Week 4: Controllable Generation Assignment

We are initializing the feature here.
1,2: But how will our model come to know that this is BigLips or that is blond hair etc features?
and which layers is all this training part happening?
3: We have to extract a particular feature from a particular image or we can train multiple features from the same image.

I know this is a basic question. But I got a little confused.

1 Like

Hey @starboy, When I was taking the course, I had a similar query, and I discovered a credible explanation that satisfied me. But now that we have this platform and a wonderful community to assist us in resolving our concerns, I believe you and I will be able to receive a better answer. So, don’t stop with my explanation; keep looking.

My understanding is something like this:

Controllable Generation is where we tweak the noise vector in order to get output with different features, right? This is accomplished by using a basic stochastic gradient ascent to build a noise vector that creates more of a certain characteristic, such as a noise vector that solely modifies hair colour or hairstyle. That can be seen directly after the code snippet you supplied in your query (see screenshot below).

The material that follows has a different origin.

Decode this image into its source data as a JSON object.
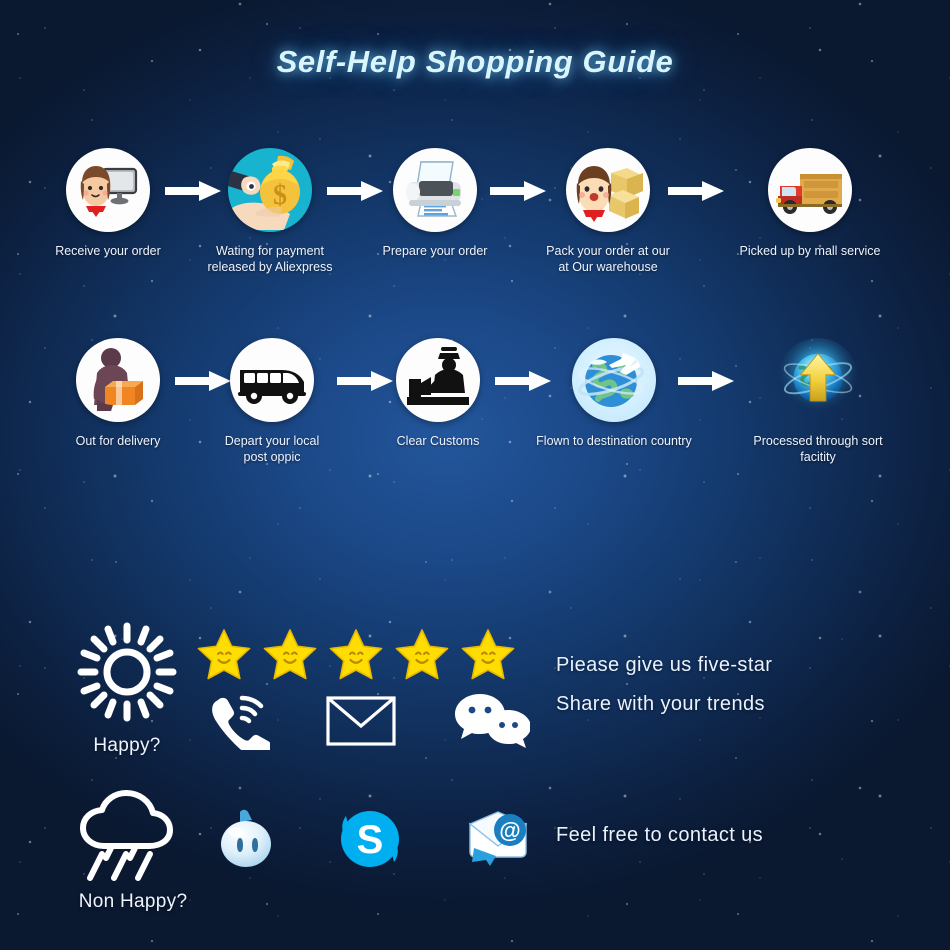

Now, where does it happen? Where do we find this actually happening in the training timeline? According to Sharon (the instructor) in the Course 1, Week 4, 4th Video and I quote:

Conditional generation, allows you to specify what class you want to a very different type of thing. For this, you need to have a label data set and implemented during training typically. You probably don’t want to label every hair length value, so, controllable generation will do that for you and it’s more about finding directions of the features you want. That can happen after training. Of course, controllable generation, you will sometimes also see it happening during training as well. To help nudge the model in a direction where it’s easier to control. Finally, as you just learned, controllable generation works by tweaking that input noise vector Z that’s fed into the generator, while with conditional generation, you have to pass additional information representing the class that you want appended to that noise vector.

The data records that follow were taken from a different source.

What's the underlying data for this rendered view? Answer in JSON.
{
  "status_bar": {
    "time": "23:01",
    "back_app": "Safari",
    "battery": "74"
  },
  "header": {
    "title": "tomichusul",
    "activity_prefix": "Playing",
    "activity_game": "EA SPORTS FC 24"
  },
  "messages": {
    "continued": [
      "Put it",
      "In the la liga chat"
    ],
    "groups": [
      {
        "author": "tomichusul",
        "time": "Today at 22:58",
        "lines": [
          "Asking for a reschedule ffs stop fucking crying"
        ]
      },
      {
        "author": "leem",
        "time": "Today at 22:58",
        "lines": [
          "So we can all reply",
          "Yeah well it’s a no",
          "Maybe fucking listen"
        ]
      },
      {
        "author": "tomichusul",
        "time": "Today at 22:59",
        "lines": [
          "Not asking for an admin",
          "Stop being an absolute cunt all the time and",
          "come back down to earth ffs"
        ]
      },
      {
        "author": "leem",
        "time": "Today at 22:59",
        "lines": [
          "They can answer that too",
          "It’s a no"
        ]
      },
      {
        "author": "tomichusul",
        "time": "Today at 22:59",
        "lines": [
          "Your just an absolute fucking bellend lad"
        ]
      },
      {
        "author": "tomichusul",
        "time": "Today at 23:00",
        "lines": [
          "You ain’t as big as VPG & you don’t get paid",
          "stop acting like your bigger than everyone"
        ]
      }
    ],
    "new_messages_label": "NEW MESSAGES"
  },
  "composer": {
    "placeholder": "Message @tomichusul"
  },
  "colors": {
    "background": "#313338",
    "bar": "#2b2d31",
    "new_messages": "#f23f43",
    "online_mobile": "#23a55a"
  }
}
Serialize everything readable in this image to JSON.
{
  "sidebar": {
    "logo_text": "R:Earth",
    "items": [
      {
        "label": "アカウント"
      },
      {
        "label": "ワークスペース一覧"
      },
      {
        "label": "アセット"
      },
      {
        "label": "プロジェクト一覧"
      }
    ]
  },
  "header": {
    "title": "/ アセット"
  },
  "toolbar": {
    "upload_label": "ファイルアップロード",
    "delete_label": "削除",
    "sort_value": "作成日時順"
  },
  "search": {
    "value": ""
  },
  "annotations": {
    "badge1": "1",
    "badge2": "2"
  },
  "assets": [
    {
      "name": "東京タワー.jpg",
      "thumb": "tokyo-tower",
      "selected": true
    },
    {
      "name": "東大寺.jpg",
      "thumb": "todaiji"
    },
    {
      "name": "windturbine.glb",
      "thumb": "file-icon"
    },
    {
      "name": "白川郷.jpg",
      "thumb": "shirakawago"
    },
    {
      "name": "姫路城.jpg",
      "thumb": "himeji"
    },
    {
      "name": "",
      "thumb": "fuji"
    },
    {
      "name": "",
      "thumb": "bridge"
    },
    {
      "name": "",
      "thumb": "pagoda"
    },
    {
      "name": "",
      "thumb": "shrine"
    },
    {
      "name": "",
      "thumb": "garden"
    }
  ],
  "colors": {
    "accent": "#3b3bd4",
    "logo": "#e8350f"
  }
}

So, what do we mean by this? We mean that this adjusting may be done both after and during training.

My understanding ends here; I hope someone can explain it more thoroughly than I can since I, too, am curious about what and how it happens behind the hood.

Hope it helps :grinning_face_with_smiling_eyes:



You know, I don’t if its a bit off topic, you yourself can try to see what your input noise dimensional mean. How you might ask? Well, just train a GAN. After training try generating a new datapoint(image). Now fix the noise vector from which this datapoint was generated. Now, for your understanding just try changing one of the dimension of the noise vector. Suppose you had 64 dimensional noise. Try indexing to the first one and change it to certain range of values (keep all the other dimensions constant) and generate the picture. You will see something change up a bit. It might be that the lips is getting bigger or the hair color is changing. With such an experiment you would know manually what dimension maps to what setting of an image.

Hope I can give you a different edge!

1 Like